German lawyer and Communist

Herbert Michaelis (3 September 1898 — 14 June 1939) was a German lawyer and Communist, and a member of the German Resistance during the Third Reich.

== Biography ==
Michaelis was born in Hamburg, the son of a Jewish businessman. He served from 1916 to 1918, during the First World War. He started his law practice in Hamburg in 1928, and that same year, he married Marie-Luise Rom, with whom he had three children. He joined the Communist Party of Germany (KPD) in 1924. In 1933, the year the Nazis seized power, someone anonymously denounced him to the Gestapo. The Nazis began to restrict what Jews could do, and Michaelis was prohibited from practicing his profession, as a result. Shortly after that, he was fraudulently accused of an offense, and was sentenced to two years in a Zuchthaus.

At Lübeck Zuchthaus, he got to know the lathe operator, Bruno Rieboldt, and metalworker, Dagobert Biermann (father of former East German dissident, Wolf Biermann). After their release, Rieboldt and Biermann went to work at the Hamburg wharves for Blohm + Voss. Rieboldt informed Michaelis about armaments work at Blohm + Voss, particularly regarding the construction of airplane motors and warships.

The goal of the Resistance group around Michaelis was to expose to the world the Nazi's secret involvement in the Spanish Civil War. Biermann and his brother-in-law, Karl Dietrich, a ship captain, reported to Michaelis on the weapons shipments from January to March 1937 to Francisco Franco. Michaelis relayed this information in January and February 1937 through a middle man, Richard Bähre, who, in turn, forwarded it to the exiled KPD leadership in Basel.

On March 26, 1937, Rieboldt was arrested. Two days later, Michaelis and Biermann were arrested. Michaelis was convicted by the second Senate of the Volksgerichtshof in Hamburg and sentenced to death. He was executed on 14 June 1939 at Plötzensee Prison in Berlin.

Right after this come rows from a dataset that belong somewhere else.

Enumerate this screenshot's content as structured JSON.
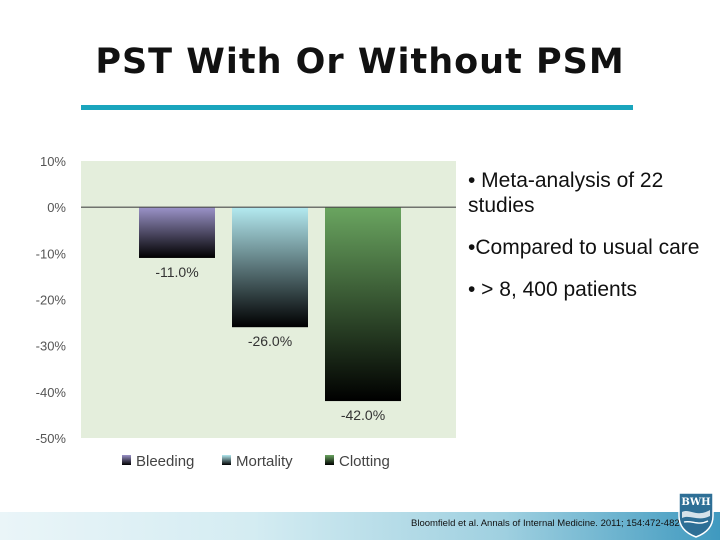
{
  "slide": {
    "title": "PST With Or Without PSM",
    "bullets": [
      "• Meta-analysis of 22 studies",
      "•Compared to usual care",
      "• > 8, 400 patients"
    ],
    "citation": "Bloomfield et al.  Annals of Internal Medicine. 2011; 154:472-482.",
    "logo": {
      "text": "BWH",
      "icon": "bwh-shield-logo-icon"
    }
  },
  "chart_data": {
    "type": "bar",
    "categories": [
      "Bleeding",
      "Mortality",
      "Clotting"
    ],
    "values": [
      -11.0,
      -26.0,
      -42.0
    ],
    "data_labels": [
      "-11.0%",
      "-26.0%",
      "-42.0%"
    ],
    "series": [
      {
        "name": "Bleeding",
        "color": "#9b93c9"
      },
      {
        "name": "Mortality",
        "color": "#b4eaf1"
      },
      {
        "name": "Clotting",
        "color": "#6aa560"
      }
    ],
    "ylim": [
      -50,
      10
    ],
    "yticks": [
      10,
      0,
      -10,
      -20,
      -30,
      -40,
      -50
    ],
    "ytick_labels": [
      "10%",
      "0%",
      "-10%",
      "-20%",
      "-30%",
      "-40%",
      "-50%"
    ],
    "plot_background": "#e4eedc",
    "grid": false,
    "legend": "bottom"
  }
}
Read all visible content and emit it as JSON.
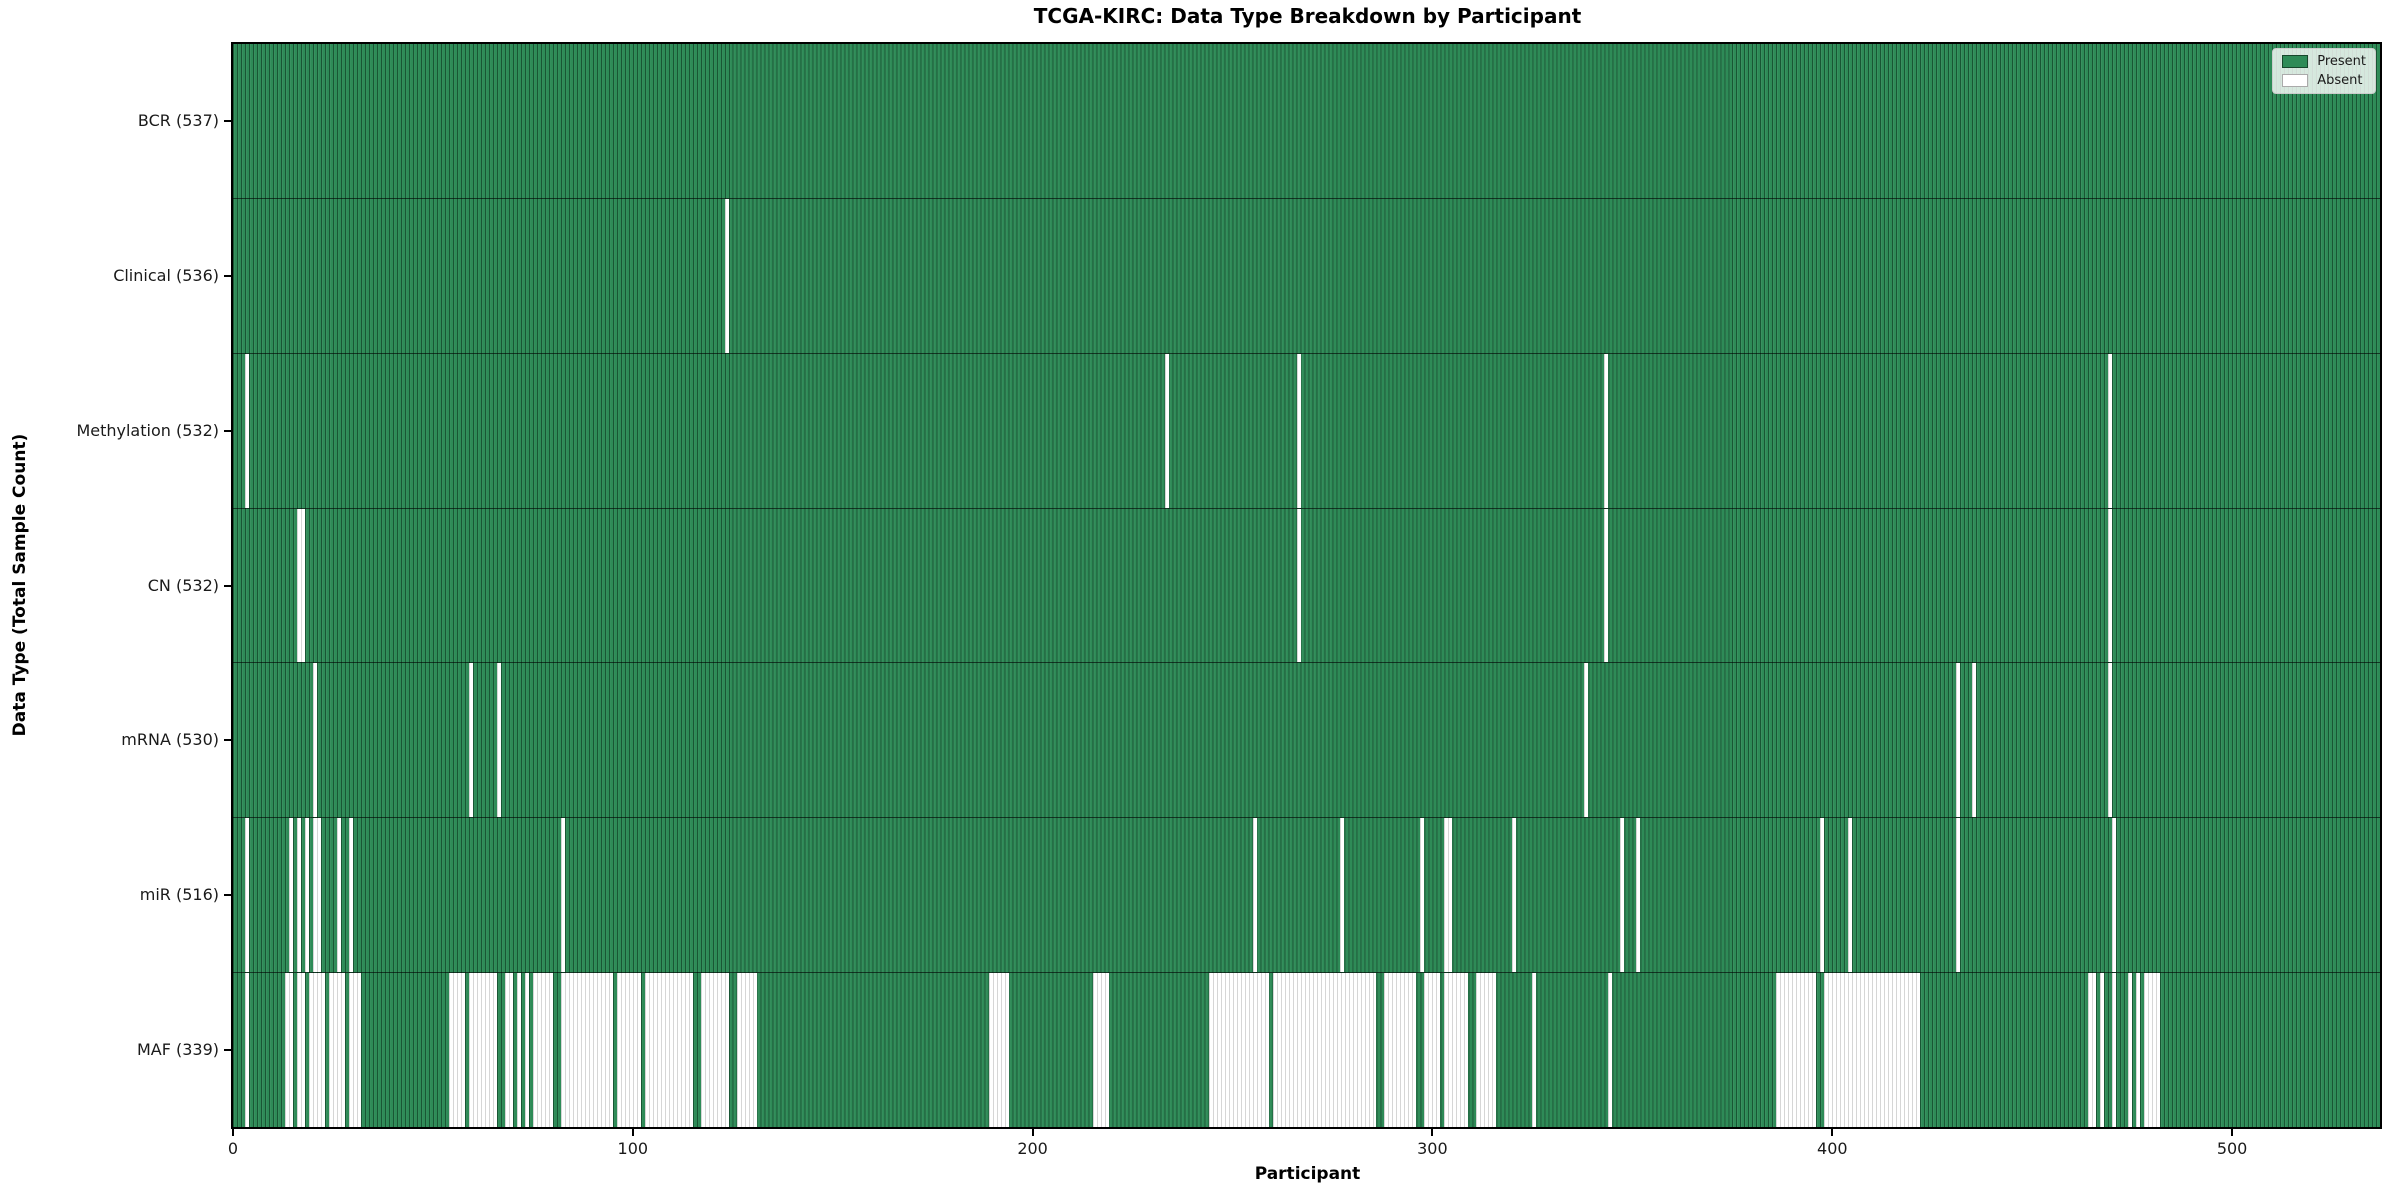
{
  "title": "TCGA-KIRC: Data Type Breakdown by Participant",
  "x_axis": {
    "label": "Participant",
    "min": 0,
    "max": 537,
    "ticks": [
      0,
      100,
      200,
      300,
      400,
      500
    ]
  },
  "y_axis": {
    "label": "Data Type (Total Sample Count)"
  },
  "legend": {
    "position": "upper right",
    "present_label": "Present",
    "absent_label": "Absent"
  },
  "colors": {
    "present": "#2e8b57",
    "absent": "#ffffff",
    "mesh_line": "#1d5737",
    "row_divider": "#1a1a1a",
    "spine": "#000000",
    "background": "#ffffff"
  },
  "chart_data": {
    "type": "heatmap",
    "grid": false,
    "n_participants": 537,
    "cell_states": [
      "present",
      "absent"
    ],
    "rows": [
      {
        "name": "BCR",
        "label": "BCR (537)",
        "present_count": 537,
        "absent_ranges": []
      },
      {
        "name": "Clinical",
        "label": "Clinical (536)",
        "present_count": 536,
        "absent_ranges": [
          [
            123,
            123
          ]
        ]
      },
      {
        "name": "Methylation",
        "label": "Methylation (532)",
        "present_count": 532,
        "absent_ranges": [
          [
            3,
            3
          ],
          [
            233,
            233
          ],
          [
            266,
            266
          ],
          [
            343,
            343
          ],
          [
            469,
            469
          ]
        ]
      },
      {
        "name": "CN",
        "label": "CN (532)",
        "present_count": 532,
        "absent_ranges": [
          [
            16,
            17
          ],
          [
            266,
            266
          ],
          [
            343,
            343
          ],
          [
            469,
            469
          ]
        ]
      },
      {
        "name": "mRNA",
        "label": "mRNA (530)",
        "present_count": 530,
        "absent_ranges": [
          [
            20,
            20
          ],
          [
            59,
            59
          ],
          [
            66,
            66
          ],
          [
            338,
            338
          ],
          [
            431,
            431
          ],
          [
            435,
            435
          ],
          [
            469,
            469
          ]
        ]
      },
      {
        "name": "miR",
        "label": "miR (516)",
        "present_count": 516,
        "absent_ranges": [
          [
            3,
            3
          ],
          [
            14,
            14
          ],
          [
            16,
            16
          ],
          [
            18,
            18
          ],
          [
            20,
            21
          ],
          [
            26,
            26
          ],
          [
            29,
            29
          ],
          [
            82,
            82
          ],
          [
            255,
            255
          ],
          [
            277,
            277
          ],
          [
            297,
            297
          ],
          [
            303,
            304
          ],
          [
            320,
            320
          ],
          [
            347,
            347
          ],
          [
            351,
            351
          ],
          [
            397,
            397
          ],
          [
            404,
            404
          ],
          [
            431,
            431
          ],
          [
            470,
            470
          ]
        ]
      },
      {
        "name": "MAF",
        "label": "MAF (339)",
        "present_count": 339,
        "absent_ranges": [
          [
            3,
            3
          ],
          [
            13,
            14
          ],
          [
            16,
            17
          ],
          [
            19,
            22
          ],
          [
            24,
            27
          ],
          [
            29,
            31
          ],
          [
            54,
            57
          ],
          [
            59,
            65
          ],
          [
            68,
            69
          ],
          [
            71,
            71
          ],
          [
            73,
            73
          ],
          [
            75,
            79
          ],
          [
            82,
            94
          ],
          [
            96,
            101
          ],
          [
            103,
            114
          ],
          [
            117,
            123
          ],
          [
            126,
            130
          ],
          [
            189,
            193
          ],
          [
            215,
            218
          ],
          [
            244,
            258
          ],
          [
            260,
            285
          ],
          [
            288,
            295
          ],
          [
            298,
            301
          ],
          [
            303,
            308
          ],
          [
            311,
            315
          ],
          [
            325,
            325
          ],
          [
            344,
            344
          ],
          [
            386,
            395
          ],
          [
            398,
            421
          ],
          [
            464,
            465
          ],
          [
            467,
            467
          ],
          [
            470,
            470
          ],
          [
            474,
            474
          ],
          [
            476,
            476
          ],
          [
            478,
            481
          ]
        ]
      }
    ]
  }
}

Reiboldt received a 12-year sentence, and Biermann was sentenced to six years at hard labor in a Zuchthaus. Only Dietrich was allowed to go free.

== Memorials ==
Michaelis is included in the names on the monument unveiled in 2007, honoring the lawyers who perished at the hands of the Nazis. The monument stands in front of the House of German Lawyers' Association in Berlin. There is a stolperstein for him at Isestraße 23, in Hamburg.